Identification of NLRC4 acetylation. (A) List of the identified acetylation Sites of NLRC4. HEK293T cells were transfected with Flag-tagged NLRC4, these cells were harvested and NLRC4 was immunoprecipitated and analyzed by mass spectrometer. (B) NLRC4 acetylation conserved sites. The sequences of NLRC4 in seven species were aligned.
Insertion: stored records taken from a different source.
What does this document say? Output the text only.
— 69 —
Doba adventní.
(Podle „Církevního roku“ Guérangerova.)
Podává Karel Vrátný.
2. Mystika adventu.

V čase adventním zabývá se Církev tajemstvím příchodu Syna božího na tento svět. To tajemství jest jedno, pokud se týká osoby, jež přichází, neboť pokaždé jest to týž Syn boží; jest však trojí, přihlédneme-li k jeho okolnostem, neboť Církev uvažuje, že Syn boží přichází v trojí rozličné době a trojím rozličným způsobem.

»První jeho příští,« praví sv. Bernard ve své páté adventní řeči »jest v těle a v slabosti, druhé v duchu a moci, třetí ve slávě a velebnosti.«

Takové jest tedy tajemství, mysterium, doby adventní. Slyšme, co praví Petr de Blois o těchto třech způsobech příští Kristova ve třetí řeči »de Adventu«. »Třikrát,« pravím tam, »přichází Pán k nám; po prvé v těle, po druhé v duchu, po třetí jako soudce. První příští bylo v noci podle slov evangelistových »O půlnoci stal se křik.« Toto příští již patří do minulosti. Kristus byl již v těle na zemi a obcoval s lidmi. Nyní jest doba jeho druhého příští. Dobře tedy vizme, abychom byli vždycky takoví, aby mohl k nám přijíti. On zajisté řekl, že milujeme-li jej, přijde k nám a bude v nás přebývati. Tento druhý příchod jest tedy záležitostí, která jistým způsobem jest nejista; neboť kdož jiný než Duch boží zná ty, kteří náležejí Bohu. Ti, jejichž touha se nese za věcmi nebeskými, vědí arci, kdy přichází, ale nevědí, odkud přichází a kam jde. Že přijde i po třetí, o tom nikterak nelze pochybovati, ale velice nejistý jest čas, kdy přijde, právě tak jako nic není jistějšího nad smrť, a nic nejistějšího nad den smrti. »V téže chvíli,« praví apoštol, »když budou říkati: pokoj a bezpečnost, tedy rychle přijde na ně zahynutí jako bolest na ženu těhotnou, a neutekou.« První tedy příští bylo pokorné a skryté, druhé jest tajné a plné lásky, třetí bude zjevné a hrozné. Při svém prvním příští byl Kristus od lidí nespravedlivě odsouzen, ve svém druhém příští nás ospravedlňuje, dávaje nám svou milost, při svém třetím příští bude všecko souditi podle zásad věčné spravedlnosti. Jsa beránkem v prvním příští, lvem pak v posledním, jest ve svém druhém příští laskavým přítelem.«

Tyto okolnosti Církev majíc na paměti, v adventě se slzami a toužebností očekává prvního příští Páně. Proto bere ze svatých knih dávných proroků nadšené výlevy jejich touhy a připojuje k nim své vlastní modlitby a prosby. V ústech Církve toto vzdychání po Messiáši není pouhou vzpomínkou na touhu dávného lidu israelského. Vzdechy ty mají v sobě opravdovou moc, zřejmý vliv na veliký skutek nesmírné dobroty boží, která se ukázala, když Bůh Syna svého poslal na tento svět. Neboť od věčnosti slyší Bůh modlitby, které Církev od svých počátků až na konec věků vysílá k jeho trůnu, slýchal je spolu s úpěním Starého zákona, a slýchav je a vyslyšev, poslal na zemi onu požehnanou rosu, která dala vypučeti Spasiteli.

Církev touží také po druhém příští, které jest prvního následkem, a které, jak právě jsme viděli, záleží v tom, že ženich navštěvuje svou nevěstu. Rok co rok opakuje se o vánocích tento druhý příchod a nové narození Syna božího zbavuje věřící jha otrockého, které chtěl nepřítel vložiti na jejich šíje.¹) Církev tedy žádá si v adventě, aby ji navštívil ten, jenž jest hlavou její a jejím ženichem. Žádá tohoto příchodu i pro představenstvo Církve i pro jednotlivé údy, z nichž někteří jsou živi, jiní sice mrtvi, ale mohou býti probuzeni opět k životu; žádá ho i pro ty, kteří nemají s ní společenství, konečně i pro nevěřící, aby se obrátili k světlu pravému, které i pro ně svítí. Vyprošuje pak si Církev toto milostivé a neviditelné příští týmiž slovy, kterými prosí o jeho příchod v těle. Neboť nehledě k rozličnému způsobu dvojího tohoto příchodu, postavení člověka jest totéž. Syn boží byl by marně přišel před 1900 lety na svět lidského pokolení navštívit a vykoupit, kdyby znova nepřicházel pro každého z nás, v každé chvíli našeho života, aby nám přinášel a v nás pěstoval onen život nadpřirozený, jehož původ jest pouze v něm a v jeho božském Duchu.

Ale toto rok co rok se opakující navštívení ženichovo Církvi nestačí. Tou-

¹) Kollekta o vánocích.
K71, K272, K469, K674, K763 of NLRC4 were highlighted in red.

Figure 7

Deacetylation at K71/K272 enhances NLRC4 activation. (A) Flag-tagged NLRC4 and its mutants were transiently expressed in HEK293T cells, and lysates were subjected to immunoprecipitated using pan-acetyl-lysine antibody followed by Western blotting. (B-C) The MS/MS spectrum of modified peptides that include K71 and K272. (D-E) HEK293T cells were transfected with Flag-tagged WT NLRC4 and its acetylation-mimetic (K-to-Q) mutants (D) or K-to-R mutants (E) along with Flag-tagged-pro-caspase-1. Whole-cell lysates were analyzed by Western blotting for the presence of cleaved caspase-1. All results are representative of three independent experiments.